The above principles can be applied to the interest expenses levied on account of delayed payment of TDS as it relates to the expenses claimed by the assessee which are subject to the TDS provisions. The assessee claims the specified expenses of certain amount in its profit & loss account and thereafter the assessee from the payment to the party deducts certain percentage as specified under the Act as TDS and pays to the Government Exchequer. The amount of TDS represents the amount of income tax of the party on whose behalf the payment was deducted & paid to the Government Exchequer. Thus the TDS amount does not represent the tax of the assessee but it is the tax of the party which has been paid by the assessee. Thus any delay in the payment of TDS by the assessee cannot be linked to the income tax of the assessee and consequently the principles laid down by the Hon’ble Apex Court in the case of Bharat Commerce Industries Ltd. Vs. CIT (1998) reported in 230 ITR 733 cannot be applied to the case on hand.

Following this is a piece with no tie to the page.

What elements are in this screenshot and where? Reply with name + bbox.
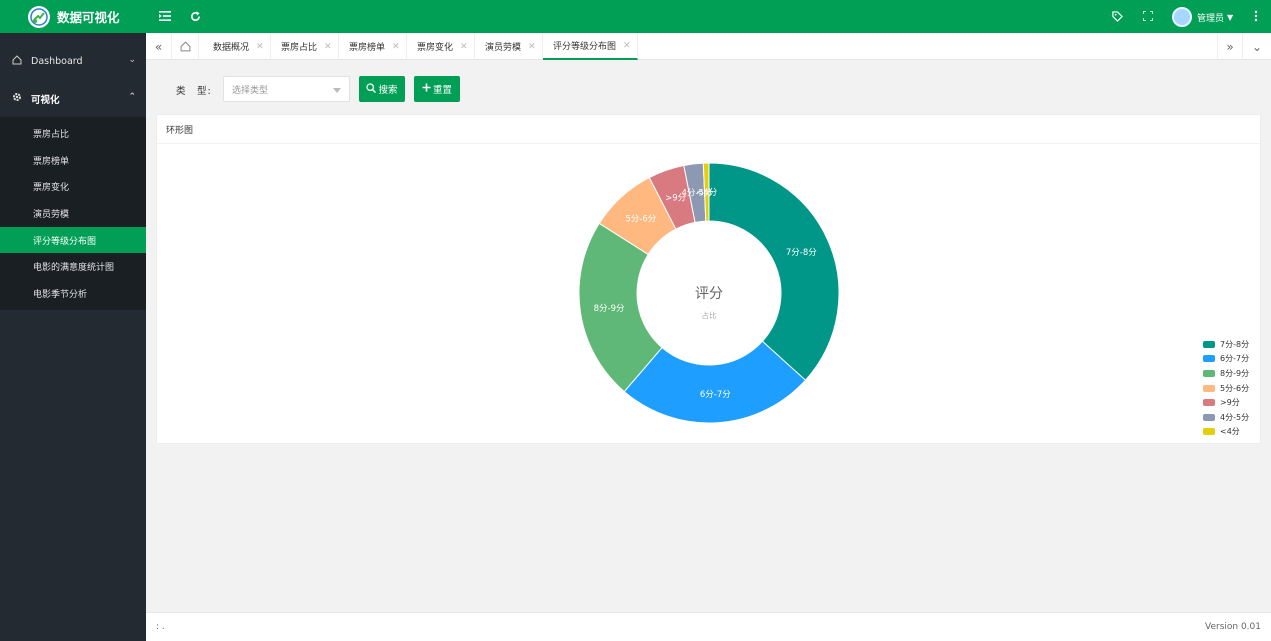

Thus, in our considered view, the principle laid down by the Hon’ble Supreme Court in the case of Bharat Commerce Industries Ltd. (supra) is not applicable in the instant facts of the case. Thus, we hold that the Assessing Officer in the instant case has wrongly applied the principle laid down by the Hon’ble Supreme Court in the case of Bharat Commerce Industries Ltd.(supra). We also find that the Hon’ble Supreme Court in the case of Lachmandas Mathura (Supra) has allowed the deduction on account of interest on late deposit of sales tax u/s 37(1) of the Act. In view of the above, we conclude that the interest expenses claimed by the assessee on account of delayed deposit of service tax as well as TDS liability are allowable expenses u/s 37(1) of the Act. In this view of the matter, we find no reason to interfere in the order of Ld. CIT(A) and we uphold the same. Hence, this ground of Revenue is dismissed.